Denis Côté, fier de ses succès répétés à Locarno et à Berlin, est une figure de proue de ce qu’on a nommé le renouveau du cinéma québécois. Son dernier film, Répertoire des villes disparues, s’inscrit dans la mouvance de cette réactivation du territoire qui touche plusieurs acteurs de la scène culturelle québécoise ; pensons notamment à Christian-Guay Poliquin qui a remporté le prix du Gouverneur Général pour Le poids de la neige. La revue Spirale a d’ailleurs publié un dossier très intéressant à ce sujet ; les représentations régionales occupent plus de place dans le paysage artistique, alors qu’elles avaient été délaissées depuis quelque temps au profit de l’urbanité et de sa modernité.
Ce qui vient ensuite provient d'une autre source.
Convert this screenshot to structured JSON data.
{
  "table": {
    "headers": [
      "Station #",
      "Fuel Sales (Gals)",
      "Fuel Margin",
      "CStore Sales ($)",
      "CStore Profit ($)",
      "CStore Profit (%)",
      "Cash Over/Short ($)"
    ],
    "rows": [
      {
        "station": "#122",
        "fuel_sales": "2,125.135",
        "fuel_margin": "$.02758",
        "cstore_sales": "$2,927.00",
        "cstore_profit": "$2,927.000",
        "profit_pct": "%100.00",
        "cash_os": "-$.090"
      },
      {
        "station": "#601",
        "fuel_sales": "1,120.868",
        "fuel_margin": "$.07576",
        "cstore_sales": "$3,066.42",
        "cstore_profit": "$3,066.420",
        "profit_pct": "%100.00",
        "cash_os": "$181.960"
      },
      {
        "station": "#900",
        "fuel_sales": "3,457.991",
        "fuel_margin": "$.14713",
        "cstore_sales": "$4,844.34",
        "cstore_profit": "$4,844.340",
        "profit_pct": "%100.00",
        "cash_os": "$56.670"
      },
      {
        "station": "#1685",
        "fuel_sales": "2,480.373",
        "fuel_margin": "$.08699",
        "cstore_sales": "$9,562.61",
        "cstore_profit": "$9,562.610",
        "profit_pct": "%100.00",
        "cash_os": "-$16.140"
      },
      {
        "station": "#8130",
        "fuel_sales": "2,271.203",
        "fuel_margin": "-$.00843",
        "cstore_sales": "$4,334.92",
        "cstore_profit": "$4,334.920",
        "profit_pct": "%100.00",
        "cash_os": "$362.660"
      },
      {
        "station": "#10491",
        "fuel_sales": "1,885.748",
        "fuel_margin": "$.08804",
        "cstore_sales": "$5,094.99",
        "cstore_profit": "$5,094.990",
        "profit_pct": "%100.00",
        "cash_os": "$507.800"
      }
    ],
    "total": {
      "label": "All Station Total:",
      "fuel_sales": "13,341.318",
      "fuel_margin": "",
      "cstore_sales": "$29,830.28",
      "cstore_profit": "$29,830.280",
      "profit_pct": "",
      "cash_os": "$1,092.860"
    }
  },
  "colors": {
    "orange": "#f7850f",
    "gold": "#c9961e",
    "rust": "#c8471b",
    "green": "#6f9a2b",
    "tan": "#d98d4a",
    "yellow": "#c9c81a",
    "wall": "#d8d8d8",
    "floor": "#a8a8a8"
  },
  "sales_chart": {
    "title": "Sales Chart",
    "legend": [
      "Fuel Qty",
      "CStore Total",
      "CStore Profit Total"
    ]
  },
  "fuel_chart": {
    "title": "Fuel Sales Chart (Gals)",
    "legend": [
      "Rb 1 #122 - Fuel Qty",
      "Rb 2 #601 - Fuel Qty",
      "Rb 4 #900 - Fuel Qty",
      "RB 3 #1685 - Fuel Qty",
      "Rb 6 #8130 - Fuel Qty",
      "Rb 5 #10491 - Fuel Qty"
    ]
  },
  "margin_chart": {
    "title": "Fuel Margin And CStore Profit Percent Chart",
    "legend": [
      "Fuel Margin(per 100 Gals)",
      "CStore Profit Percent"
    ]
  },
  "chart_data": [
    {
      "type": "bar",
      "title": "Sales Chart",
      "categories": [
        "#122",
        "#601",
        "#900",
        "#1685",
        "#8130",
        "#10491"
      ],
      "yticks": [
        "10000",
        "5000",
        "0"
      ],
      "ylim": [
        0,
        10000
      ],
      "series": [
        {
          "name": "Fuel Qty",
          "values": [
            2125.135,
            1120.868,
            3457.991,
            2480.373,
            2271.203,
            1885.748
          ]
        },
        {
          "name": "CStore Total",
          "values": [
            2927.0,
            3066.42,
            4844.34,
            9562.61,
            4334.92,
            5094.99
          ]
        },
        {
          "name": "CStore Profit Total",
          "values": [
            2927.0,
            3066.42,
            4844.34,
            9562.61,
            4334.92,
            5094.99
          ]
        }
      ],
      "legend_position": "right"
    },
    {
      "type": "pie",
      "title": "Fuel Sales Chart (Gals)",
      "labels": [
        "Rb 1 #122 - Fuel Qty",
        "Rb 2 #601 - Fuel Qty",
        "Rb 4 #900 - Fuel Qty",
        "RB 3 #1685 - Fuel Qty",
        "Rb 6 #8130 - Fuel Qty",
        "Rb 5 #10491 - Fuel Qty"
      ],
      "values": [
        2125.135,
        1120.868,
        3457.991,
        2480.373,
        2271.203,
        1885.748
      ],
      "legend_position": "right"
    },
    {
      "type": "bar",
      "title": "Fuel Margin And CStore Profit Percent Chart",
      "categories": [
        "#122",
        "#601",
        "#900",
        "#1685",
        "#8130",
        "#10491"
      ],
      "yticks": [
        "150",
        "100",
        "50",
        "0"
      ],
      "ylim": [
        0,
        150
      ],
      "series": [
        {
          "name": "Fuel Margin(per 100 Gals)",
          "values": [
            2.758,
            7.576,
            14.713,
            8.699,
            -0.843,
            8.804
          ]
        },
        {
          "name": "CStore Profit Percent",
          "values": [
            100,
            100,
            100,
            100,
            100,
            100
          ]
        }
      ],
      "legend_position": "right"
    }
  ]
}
Librement inspiré d’un livre de Laurence Olivier — dont un court-métrage peut être apprécié dans la foulée de la présentation —, le film détonne et ne laisse certainement pas indifférent.
Timide violence
Le film démarre abruptement avec le suicide violent d’un jeune qui n’en pouvait plus de ce village et, rapidement, une atmosphère glauque et inquiétante enveloppe le quotidien de ces habitants abandonnés à eux-mêmes, loin des centres urbains. De ces paysages blancs, désertés et mornes émane une poésie qui porte le film lorsque le rythme s’essouffle. Par moments, la timidité des dialogues et le roulis anxiogène de la caméra s’avèrent un peu lourds, tandis que des scènes qu’on voulait peut-être contemplatives finissent par révéler un certain vide. L’austérité d’Irénée-les-neiges est à l’image d’une trame narrative épurée qui laisse parfois le spectateur sur sa faim, mais qui dépeint à merveille cette vie sans rebondissements auxquels sont attachés certains des personnages.
De l’ironie
Le réalisateur se joue habilement des codes du film à suspense et du fantastique pour éclairer d’un angle audacieux des problèmes bien contemporains, tels que l’abandon des campagnes. Les morts habitent, littéralement, le récit de ces régions qui peinent à préserver une identité. On nous présente une communauté fière, mais inquiète face au phénomène d’attrition qui la décime peu à peu. Elle est aussi solidaire, mais un peu paradoxalement réticente à l’ouverture. Filmé en 16 mm — ce qui donne un halo particulier et un grain plus présent —, le film n’échappe pas à cet intérêt pour l’esthétique rétro.
Les acteurs incarnent avec brio des personnages riches malgré leur peu de mots. Diane Lavallée est tout simplement brillante dans le rôle de la mairesse qui se veut à tout moment disponible pour ses citoyens, mais qui, de ce fait, ne leur rend pas toujours service. Autrement, impossible de ne pas s’attacher à cette jeune femme angoissée, mais ô combien lucide, interprétée par Larissa Corriveau qu’on avait pu voir auparavant dans Polytechnique. Aussi, il y a un couple qui fait de la raquette et qui amène une belle touche d’humour, même si la figure peut paraître maladroite et appuyée.
La pertinence du cinéma québécois
Si le long-métrage est finalement inégal, il demeure un témoin du génie des artistes québécois ; il souligne toute l’importance d’un cinéma indépendant qui se permet certaines folies et qui vient inévitablement dynamiser l’univers culturel. Les cinéastes québécois font rayonner le Québec à l’international et on ne peut que se réjouir de cet intérêt étranger pour ce qui se fait ici. Répertoire des villes disparues incarne efficacement l’air du temps.